하루 15분 실제 루틴 (Phase 3 예시)

[0:00-0:30]  오늘 소재 재생 - 전체 1청취 (핵심 파악)
[0:30-2:00]  1차 쉐도잉 - 녹음 시작
[2:00-4:00]  녹음 재생 + 원본 비교 - 차이 3개 메모
[4:00-8:00]  문제 구간 집중 반복 (최소 5)
[8:00-12:00] 2차 쉐도잉 - 전체 통으로 녹음
[12:00-14:00] 2차 녹음 vs 원본 비교 - 개선점 확인
[14:00-15:00] 오늘 배운 표현 3메모 (단어장 앱에 추가)

측정 지표 시스템

"느낌"으로 평가하면 실력이 올랐는지 알 수 없다. 아래 4가지 지표를 주 단위로 기록한다.

핵심 지표 4가지

지표측정 방법목표 (12주 후)
WPM (Words Per Minute)1분간 자유 발화 녹음 → 단어 수 세기120 WPM 이상
동기화율원본과 쉐도잉 녹음의 타이밍 일치율80% 이상
발음 정확도Google Speech-to-Text로 인식률 측정인식률 85% 이상
Retelling 완성도2분 음성을 듣고 30초 내 요약 (핵심 포인트 재현율)핵심 3개 중 2개 이상

발음 정확도 자동 측정 스크립트

Google Cloud Speech-to-Text API를 활용해 쉐도잉 녹음의 인식률을 자동으로 측정할 수 있다.

import difflib
from google.cloud import speech_v1 as speech

def measure_accuracy(audio_path: str, expected_text: str) -> dict:
    """쉐도잉 녹음 파일의 발음 정확도를 측정한다."""
    client = speech.SpeechClient()

    with open(audio_path, "rb") as f:
        audio = speech.RecognitionAudio(content=f.read())

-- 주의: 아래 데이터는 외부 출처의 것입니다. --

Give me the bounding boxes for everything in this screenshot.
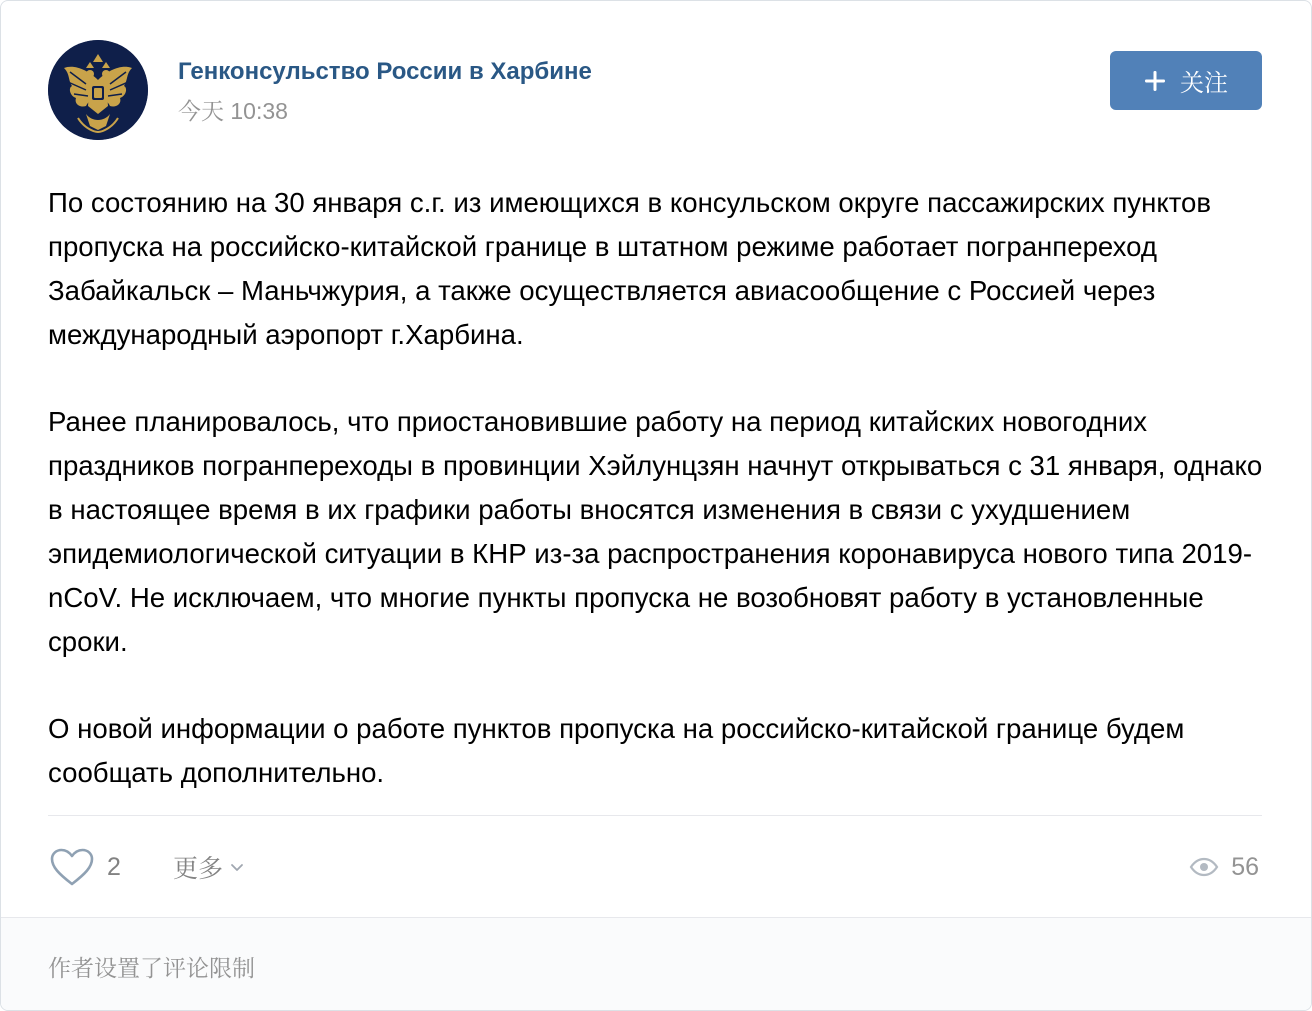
post-text xyxy=(48,181,1273,838)
plus-icon xyxy=(1144,70,1166,92)
view-count: 56 xyxy=(1231,852,1259,881)
actions-divider xyxy=(48,815,1262,816)
like-button[interactable] xyxy=(49,846,121,888)
russian-coat-of-arms-icon xyxy=(48,40,148,140)
more-button[interactable] xyxy=(173,849,245,885)
post-timestamp[interactable]: 今天 10:38 xyxy=(178,98,288,124)
eye-icon xyxy=(1189,857,1219,877)
post-paragraph: О новой информации о работе пунктов пропуска на российско-китайской границе будем сообщать дополнительно. xyxy=(48,713,1185,788)
author-avatar[interactable] xyxy=(48,40,148,140)
post-paragraph: Ранее планировалось, что приостановившие работу на период китайских новогодних праздников погранпереходы в провинции Хэйлунцзян начнут открываться с 31 января, однако в настоящее время в их графики работы вносятся изменения в связи с ухудшением эпидемиологической ситуации в КНР из-за распространения коронавируса нового типа 2019-nCoV. Не исключаем, что многие пункты пропуска не возобновят работу в установленные сроки. xyxy=(48,406,1263,657)
follow-label: 关注 xyxy=(1180,70,1228,97)
post-paragraph: По состоянию на 30 января с.г. из имеющихся в консульском округе пассажирских пунктов пропуска на российско-китайской границе в штатном режиме работает погранпереход Забайкальск – Маньчжурия, а также осуществляется авиасообщение с Россией через международный аэропорт г.Харбина. xyxy=(48,187,1212,350)
more-label: 更多 xyxy=(173,855,224,883)
comments-footer xyxy=(1,917,1311,1011)
like-count: 2 xyxy=(107,852,121,881)
heart-icon xyxy=(49,847,95,887)
chevron-down-icon xyxy=(229,861,245,873)
view-counter xyxy=(1189,849,1259,885)
author-name-link[interactable]: Генконсульство России в Харбине xyxy=(178,58,592,85)
follow-button[interactable] xyxy=(1110,51,1262,110)
comment-restriction-notice: 作者设置了评论限制 xyxy=(48,955,255,981)
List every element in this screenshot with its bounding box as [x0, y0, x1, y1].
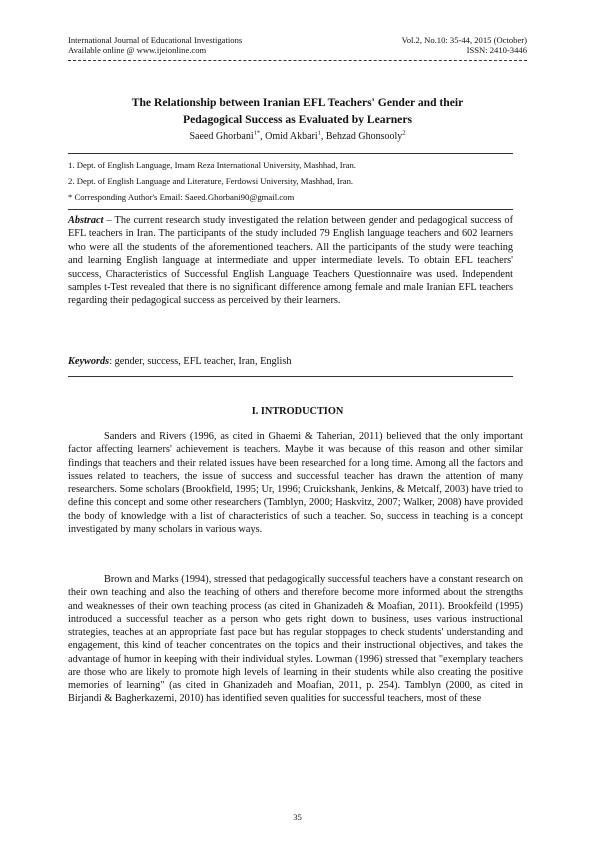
author-name: Omid Akbari — [265, 131, 318, 142]
affiliation-1: 1. Dept. of English Language, Imam Reza International University, Mashhad, Iran. — [68, 160, 356, 170]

    config = speech.RecognitionConfig(
        encoding=speech.RecognitionConfig.AudioEncoding.LINEAR16,
        sample_rate_hertz=16000,
        language_code="en-US",
        enable_word_time_offsets=True,
    )

    response = client.recognize(config=config, audio=audio)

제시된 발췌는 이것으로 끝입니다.